Lutheran's newest senior housing options, Smartments, have garnered the attention of LeadingAge, which sent representatives for an evaluation and to gather research.
Lutheran of Jamestown staff recently met with LeadingAge representatives Robyn Stone, senior vice president of research for LeadingAge, and Alisha Sanders, managing director for LeadingAge, who traveled from Washington, D.C., to discuss the precedent-setting technology Lutheran has shared with a number of its residents.
According to Sharon Hamilton, vice president of senior housing for Lutheran, hosting a LeadingAge visit was both an honor and a very exciting opportunity that could benefit seniors in rural communities nationwide.
Lutheran of Jamestown staff are shown meeting with LeadingAge New York representatives in one of Lutheran’s Smartments, which are independent senior housing apartments equipped with helpful technology. From left are: Patricia Eckwahl, director of marketing for Lutheran; Sharon Hamilton, vice president of senior housing for Lutheran; Robyn Stone, senior vice president of research for LeadingAge; and Alisha Sanders, managing director for LeadingAge.
P-J photo by Dusten Rader
"It's wonderful because what we want to know is, 'Does it really work and how effective is it?'" Hamilton said. "We needed an objective group to come in and give us an evaluation to see if we're going down the right path. We would like to get something that is appropriate for a broad range of people. We're a small city in a rural community, and we know that it's not going to work for everybody, but is there a group that it will? Is this something that would be adaptable to the community at large? We don't know, and that's why we were very happy to belong to an organization that has this research component."
One of LeadingAge's goals is to create a center within the organization that would look at what could be learned from the members of the organization. Specifically, the center would look at topics that were innovative, creative practices which could provide lessons for the senior health care system as a whole, Stone said.
"What are the successes and failures, and how do we take what they are learning to help them improve as well as take those learnings to share them with other members and public policy - the bridge between policy, practice and research," Stone said. "Sharon (Hamilton) approached us last year to take a look at the Smartment building, which was designed specifically with some intentional technology to really look at aging successfully in the community, as well as the role of technology and the larger support system here, and how this might create a better aging in place for folks.
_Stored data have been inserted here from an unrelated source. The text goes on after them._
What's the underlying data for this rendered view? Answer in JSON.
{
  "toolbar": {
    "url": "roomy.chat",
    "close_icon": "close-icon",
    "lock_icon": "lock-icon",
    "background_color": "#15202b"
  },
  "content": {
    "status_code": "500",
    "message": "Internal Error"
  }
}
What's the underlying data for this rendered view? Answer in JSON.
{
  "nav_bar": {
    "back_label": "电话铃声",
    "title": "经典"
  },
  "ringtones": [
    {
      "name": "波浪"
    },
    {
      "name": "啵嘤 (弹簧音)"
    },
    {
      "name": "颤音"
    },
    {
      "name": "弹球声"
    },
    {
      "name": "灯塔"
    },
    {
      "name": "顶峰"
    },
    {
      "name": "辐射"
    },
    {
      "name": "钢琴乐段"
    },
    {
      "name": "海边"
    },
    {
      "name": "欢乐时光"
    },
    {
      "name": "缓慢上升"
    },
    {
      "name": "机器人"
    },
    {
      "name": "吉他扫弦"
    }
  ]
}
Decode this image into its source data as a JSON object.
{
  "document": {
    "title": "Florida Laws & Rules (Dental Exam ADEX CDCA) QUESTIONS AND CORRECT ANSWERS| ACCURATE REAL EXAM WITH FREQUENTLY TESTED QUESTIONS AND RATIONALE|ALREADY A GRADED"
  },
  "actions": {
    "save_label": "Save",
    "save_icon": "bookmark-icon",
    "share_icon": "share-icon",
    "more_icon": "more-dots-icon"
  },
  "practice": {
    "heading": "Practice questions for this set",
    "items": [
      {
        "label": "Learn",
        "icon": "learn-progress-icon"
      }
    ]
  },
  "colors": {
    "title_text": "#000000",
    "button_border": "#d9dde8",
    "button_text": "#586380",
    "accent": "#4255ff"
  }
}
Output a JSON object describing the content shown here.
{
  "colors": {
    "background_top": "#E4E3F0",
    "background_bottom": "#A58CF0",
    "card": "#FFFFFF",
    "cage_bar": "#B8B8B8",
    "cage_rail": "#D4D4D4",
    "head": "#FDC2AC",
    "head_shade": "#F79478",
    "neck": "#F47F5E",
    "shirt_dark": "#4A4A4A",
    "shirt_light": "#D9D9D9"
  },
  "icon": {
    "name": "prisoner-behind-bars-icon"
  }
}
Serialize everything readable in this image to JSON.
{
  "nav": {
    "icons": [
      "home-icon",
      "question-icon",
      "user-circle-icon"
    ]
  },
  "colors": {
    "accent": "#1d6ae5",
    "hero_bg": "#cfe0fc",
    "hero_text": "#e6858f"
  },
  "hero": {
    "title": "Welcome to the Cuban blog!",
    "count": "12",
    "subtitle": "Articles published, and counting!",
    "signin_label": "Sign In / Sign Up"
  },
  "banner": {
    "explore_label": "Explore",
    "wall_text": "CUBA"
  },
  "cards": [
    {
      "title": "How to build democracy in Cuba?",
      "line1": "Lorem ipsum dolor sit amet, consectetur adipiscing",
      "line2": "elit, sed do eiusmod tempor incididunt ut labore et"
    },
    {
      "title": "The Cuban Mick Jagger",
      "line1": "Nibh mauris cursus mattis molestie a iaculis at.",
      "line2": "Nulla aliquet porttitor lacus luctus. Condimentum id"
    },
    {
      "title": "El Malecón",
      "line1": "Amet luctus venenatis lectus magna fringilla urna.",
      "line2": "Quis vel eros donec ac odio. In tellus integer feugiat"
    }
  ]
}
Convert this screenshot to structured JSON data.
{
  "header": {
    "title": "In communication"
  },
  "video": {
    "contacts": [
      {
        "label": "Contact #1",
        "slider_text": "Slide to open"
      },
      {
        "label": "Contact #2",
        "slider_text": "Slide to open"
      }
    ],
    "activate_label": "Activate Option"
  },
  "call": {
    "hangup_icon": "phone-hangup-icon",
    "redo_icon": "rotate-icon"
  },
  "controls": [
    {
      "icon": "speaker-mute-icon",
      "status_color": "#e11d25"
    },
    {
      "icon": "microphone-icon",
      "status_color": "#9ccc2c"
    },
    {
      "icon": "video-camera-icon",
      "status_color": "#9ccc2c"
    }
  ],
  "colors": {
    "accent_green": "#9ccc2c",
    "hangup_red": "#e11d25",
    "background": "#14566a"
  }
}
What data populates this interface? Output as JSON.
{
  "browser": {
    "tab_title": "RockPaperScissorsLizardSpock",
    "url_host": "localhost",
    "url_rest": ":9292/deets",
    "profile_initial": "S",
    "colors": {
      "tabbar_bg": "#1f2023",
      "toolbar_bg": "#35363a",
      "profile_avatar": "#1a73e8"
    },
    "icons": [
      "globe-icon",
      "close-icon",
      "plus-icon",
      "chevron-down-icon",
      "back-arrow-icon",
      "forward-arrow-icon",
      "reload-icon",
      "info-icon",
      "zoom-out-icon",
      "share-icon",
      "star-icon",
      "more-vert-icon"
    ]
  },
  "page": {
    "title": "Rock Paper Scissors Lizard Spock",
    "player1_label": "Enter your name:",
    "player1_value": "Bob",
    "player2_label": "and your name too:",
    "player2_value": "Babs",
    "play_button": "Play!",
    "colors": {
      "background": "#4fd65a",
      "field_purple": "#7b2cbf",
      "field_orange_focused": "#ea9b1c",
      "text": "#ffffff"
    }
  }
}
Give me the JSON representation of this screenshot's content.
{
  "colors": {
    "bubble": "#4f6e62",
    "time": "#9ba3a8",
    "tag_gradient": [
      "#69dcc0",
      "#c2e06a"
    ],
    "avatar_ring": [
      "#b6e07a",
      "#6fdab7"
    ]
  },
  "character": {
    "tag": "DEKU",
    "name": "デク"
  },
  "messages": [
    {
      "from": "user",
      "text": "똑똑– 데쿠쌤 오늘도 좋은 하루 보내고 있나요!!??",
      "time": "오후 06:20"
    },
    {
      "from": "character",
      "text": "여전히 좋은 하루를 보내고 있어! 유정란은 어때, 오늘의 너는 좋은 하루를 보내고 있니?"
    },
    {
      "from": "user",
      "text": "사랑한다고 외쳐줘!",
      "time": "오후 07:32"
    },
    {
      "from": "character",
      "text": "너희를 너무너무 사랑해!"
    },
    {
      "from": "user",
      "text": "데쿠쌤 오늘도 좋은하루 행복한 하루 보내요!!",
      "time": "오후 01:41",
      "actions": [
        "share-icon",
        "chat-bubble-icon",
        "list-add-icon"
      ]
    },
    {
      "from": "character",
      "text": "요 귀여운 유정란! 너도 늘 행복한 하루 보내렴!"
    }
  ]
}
Then to think about how you might apply it to the larger community here, and the community beyond the campus."
After touring the facility and interviewing its residents, Stone was quite impressed with what she found, she said.
"I think it's incredible," Stone said. "Not really just for the technology, but for the innovation of recognizing the potential for the future in terms of people remaining in the community, and trying to avoid unnecessary events like hospitalization. Thinking about how we integrate technology into living spaces and people's lives to provide a feeling of safety and security, and not just for the elders but for their families."
According to Stone, she has seen other members of LeadingAge experiment with technology similar to the Smartments. But, the beauty of the Lutheran program, she said, is that there was state money available to take advantage of as it shifted from nursing home to home- and community-based services.
"I commend them on recognizing an opportunity," Stone said. "And, also the notion that this isn't something that was going to be done once and it's over, rather that it's going to be an interactive process. It's hard for an organization to be a guinea pig, so to me that's one of the assets of many of members - that they're willing to think about the investment to really make this work. That is what I call continuous quality improvement."
Smartments are independent senior housing apartments equipped with helpful technology. The aspect of the housing option under the most scrutiny includes the Grand Care Systems touch screen computer, which has been specifically designed for the aging population. The computer connects with sensors around the apartment which monitor behavior patterns of tenants to determine changes in health.
The sensors located around the apartment, called Quiet Care, are part of a passive monitoring system that utilizes unobtrusive motion detectors which track important daily activities such as sleeping and eating. The data gathered by the sensors is available for viewing via the Internet for wellness coaches or family members to monitor the status of residents. Changes in behavior can signal an alert to check on the individual in case of a change in health status.
The computer is also connected to the Internet, allowing users to stay connected to family and friends via social networking, video chat, send messages, play games, videos and music, as well as manage medications.
Other amenities are also available in the Smartments, such as: an emergency alert system, walk-in showers, a washer and dryer combo, central air and more.